Gov. Gray Davis, fighting for his political life, tells audiences, "The bottom line is that in life there is no free lunch. You are going to have to tell us Mister Schwarzenegger: How are you going to make this budget work?"

It was the state budget crisis that fueled the recall fever, when Davis revealed soon after his reelection last year that the state had a $38 billion budget deficit.

A Davis decision to triple the car tax to increase revenues backfired, and was quickly exploited by Schwarzenegger, who tells audiences, "Hasta la vista baby to the car tax."

Republican analyst Arnold Steinberg says of Schwarzenegger: "This is a kick ass kind of guy. This is a guy who gets things done."

"He seems like the kind of guy who will go to Sacramento and take charge. So in effect the movie persona that he has had seems to go beyond the fantasy into reality here."

The latest polls indicate both the recall and the actor winning by margins of 10 to 15 points against the profoundly unpopular incumbent.

Field poll analyst Mark Dicamillo says, "We've never seen this kind of 70 percent disapproval levels in any previous governors. In fact the only comparable personality, in terms of the field poll measure, is that of Richard Nixon back in 1973 right before his resignation."

Kaplan, the media analyst, says, "In California the governor, if he's low in the polls, is vulnerable to being canceled in the same way a sitcom that's low in the ratings can be canceled. If they're not performing, sayonara."

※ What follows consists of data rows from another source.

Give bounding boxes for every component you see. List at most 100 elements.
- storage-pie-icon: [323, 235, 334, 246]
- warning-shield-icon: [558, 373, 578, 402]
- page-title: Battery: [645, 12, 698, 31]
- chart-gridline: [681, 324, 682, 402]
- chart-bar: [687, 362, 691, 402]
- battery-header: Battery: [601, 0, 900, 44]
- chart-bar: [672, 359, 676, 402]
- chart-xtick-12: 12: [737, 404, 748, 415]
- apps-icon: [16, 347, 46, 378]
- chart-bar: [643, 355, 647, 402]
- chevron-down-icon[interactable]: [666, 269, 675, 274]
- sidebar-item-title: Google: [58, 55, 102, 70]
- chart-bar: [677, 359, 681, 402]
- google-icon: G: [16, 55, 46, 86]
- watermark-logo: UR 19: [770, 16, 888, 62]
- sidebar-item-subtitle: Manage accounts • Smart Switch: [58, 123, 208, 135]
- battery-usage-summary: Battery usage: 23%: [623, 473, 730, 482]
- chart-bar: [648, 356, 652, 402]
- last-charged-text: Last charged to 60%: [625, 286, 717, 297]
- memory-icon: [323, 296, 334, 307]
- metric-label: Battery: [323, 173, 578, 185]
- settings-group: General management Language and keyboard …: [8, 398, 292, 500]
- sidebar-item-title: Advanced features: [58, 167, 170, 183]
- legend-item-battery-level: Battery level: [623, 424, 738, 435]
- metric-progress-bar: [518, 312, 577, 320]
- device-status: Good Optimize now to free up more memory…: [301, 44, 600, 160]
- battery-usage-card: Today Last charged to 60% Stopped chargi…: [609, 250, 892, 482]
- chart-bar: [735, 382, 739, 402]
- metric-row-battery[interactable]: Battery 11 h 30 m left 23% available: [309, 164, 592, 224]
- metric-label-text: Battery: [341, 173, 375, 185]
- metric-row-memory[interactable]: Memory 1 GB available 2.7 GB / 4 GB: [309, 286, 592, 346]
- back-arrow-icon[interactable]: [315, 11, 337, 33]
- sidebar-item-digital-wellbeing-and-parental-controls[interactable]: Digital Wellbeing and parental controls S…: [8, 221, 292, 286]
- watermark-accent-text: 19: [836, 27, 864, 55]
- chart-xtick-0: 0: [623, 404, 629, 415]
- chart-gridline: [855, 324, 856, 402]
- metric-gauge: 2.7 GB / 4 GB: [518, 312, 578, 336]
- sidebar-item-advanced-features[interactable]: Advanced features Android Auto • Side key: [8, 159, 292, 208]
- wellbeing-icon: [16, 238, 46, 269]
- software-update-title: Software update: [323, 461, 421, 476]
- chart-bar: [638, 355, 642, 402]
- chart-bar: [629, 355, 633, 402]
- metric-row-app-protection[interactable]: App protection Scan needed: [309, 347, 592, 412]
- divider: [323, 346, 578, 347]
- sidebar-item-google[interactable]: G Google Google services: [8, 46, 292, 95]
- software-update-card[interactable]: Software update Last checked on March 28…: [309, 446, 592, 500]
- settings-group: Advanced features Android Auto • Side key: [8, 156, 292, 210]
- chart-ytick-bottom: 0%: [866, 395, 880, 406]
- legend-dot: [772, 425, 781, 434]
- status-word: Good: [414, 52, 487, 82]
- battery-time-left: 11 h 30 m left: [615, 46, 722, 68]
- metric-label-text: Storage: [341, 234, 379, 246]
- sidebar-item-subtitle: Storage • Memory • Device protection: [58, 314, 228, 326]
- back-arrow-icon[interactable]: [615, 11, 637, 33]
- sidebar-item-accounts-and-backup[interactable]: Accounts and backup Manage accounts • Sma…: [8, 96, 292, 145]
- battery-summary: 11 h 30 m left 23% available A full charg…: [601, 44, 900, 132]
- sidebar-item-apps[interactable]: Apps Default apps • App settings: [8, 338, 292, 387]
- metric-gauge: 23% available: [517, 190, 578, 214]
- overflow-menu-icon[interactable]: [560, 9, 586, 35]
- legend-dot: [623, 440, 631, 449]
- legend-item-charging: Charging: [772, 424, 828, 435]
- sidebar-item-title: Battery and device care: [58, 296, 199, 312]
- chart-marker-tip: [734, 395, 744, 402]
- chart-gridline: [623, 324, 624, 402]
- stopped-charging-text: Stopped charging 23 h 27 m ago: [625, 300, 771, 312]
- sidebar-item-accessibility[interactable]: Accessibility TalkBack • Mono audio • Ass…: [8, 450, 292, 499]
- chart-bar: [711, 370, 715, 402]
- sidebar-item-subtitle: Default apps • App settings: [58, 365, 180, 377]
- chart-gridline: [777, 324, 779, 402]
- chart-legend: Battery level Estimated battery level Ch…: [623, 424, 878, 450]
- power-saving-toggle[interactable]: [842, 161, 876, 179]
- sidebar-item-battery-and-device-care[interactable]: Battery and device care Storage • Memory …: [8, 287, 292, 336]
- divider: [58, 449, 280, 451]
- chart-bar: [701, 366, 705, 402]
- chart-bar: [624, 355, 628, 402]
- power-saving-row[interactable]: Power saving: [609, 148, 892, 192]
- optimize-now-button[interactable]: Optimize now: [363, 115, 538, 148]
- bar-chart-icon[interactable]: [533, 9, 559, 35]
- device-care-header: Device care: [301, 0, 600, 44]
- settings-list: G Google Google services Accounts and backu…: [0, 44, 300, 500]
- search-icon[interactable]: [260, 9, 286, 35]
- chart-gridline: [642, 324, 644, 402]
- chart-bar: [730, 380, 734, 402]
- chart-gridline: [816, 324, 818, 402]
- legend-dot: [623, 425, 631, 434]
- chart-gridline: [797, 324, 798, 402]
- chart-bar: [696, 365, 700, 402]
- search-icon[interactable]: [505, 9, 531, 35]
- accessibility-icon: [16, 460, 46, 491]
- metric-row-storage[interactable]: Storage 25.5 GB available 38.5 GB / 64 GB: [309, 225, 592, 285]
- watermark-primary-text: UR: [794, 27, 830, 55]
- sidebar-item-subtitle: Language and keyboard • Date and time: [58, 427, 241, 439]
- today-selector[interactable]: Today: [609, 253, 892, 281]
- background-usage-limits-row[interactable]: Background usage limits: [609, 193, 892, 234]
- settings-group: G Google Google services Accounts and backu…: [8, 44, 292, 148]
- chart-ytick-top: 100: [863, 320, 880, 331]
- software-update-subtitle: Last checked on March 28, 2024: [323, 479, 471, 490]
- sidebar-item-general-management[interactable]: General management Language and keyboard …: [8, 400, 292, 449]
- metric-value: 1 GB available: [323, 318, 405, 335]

The Austrian-born actor, whose father was a Nazi, has also faced charges that he once said he admired Adolph Hitler's rise to power. He said he doesn't recall ever saying that, adding, "I despise absolutely everything he stood for."

"People are now attacking me with women stuff. They're attacking me with Hitler stuff because they want to destroy my campaign," Schwarzenegger says.

Yesterday, one newspaper withdrew its endorsement. What Schwarzenegger calls "the woman stuff" is not going away. But will it sway voters?

Steinberg, the Republican analyst, doesn't think so. He says, "The closer and closer to the end we get, people want to validate their opinions, they don't want to have anything that goes against them, and they are very, very skeptical of last minute charges."

But after the excitement is over, if Schwarzenegger wins or Davis pulls a political Houdini, Californians will awake the day after with a fiscal hangover. They will still face with the prospect of painful program cuts or tax increases to tame the budget monster -- something the recall can't make disappear.